Pairwise analyses demonstrated that the following exercise interventions were associated with reductions in resting systolic and diastolic BP (P < .001 for all):
- aerobic exercise training (systolic, –4.49 mm Hg; diastolic, –2.53 mm Hg);
- dynamic resistance training (systolic, –4.55 mm Hg; diastolic, –3.04 mm Hg);
- combined training (systolic, –6.04 mm Hg; diastolic, –2.54 mm Hg);
- high-intensity interval training (systolic, –4.08 mm Hg; diastolic, –2.5 mm Hg); and
- isometric exercise training (systolic, –8.24 mm Hg; diastolic, –4 mm Hg).
The rank order of effectiveness based on surface under the cumulative ranking curve (SUCRA) values was isometric exercise training (SUCRA, 98.3%), combined training (SUCRA, 75.7%), dynamic resistance training (SUCRA, 46.1%), aerobic exercise training (SUCRA, 40.5%) and high-intensity interval training (SUCRA, 39.4%), the researchers wrote.
In secondary network meta-analyses of submodes of exercise training, the most effective submode for reducing systolic BP was isometric wall sits (SUCRA, 90.4%) and the most effective submode for reducing diastolic BP was running (SUCRA, 91.3%), Edwards and colleagues found.

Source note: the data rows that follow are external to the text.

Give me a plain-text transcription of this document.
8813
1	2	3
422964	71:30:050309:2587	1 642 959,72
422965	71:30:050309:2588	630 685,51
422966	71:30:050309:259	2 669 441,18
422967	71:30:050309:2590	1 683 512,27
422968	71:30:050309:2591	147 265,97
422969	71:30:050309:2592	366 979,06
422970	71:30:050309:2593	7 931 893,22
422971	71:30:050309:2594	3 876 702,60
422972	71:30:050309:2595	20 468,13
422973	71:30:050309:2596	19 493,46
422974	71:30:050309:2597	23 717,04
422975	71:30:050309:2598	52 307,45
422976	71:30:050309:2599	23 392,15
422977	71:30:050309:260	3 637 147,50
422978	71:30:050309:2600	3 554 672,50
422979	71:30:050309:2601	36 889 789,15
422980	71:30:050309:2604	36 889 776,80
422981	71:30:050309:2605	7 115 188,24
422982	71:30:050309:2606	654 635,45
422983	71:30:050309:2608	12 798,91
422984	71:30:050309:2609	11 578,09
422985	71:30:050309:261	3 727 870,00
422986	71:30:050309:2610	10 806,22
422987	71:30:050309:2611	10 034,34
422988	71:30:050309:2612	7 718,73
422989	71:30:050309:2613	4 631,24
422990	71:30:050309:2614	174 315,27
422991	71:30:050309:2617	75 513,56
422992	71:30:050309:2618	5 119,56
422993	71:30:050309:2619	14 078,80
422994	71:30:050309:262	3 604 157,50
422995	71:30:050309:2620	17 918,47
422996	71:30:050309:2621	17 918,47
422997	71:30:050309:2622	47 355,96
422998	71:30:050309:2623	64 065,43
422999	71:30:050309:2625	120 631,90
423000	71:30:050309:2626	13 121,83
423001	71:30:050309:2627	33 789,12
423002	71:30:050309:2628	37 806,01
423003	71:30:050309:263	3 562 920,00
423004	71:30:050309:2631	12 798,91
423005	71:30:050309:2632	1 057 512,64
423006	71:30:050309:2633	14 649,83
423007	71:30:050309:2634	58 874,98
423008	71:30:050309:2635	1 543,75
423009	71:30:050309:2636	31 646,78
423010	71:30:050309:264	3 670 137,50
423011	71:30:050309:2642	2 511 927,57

“Aerobic exercise training, dynamic resistance training, combined training, high-intensity interval training and isometric exercise training are all significantly effective in reducing resting systolic BP and diastolic BP,” Edwards and colleagues wrote. “Comparatively, isometric exercise training remains the most effective mode. The findings of this analysis should inform future guideline recommendations.”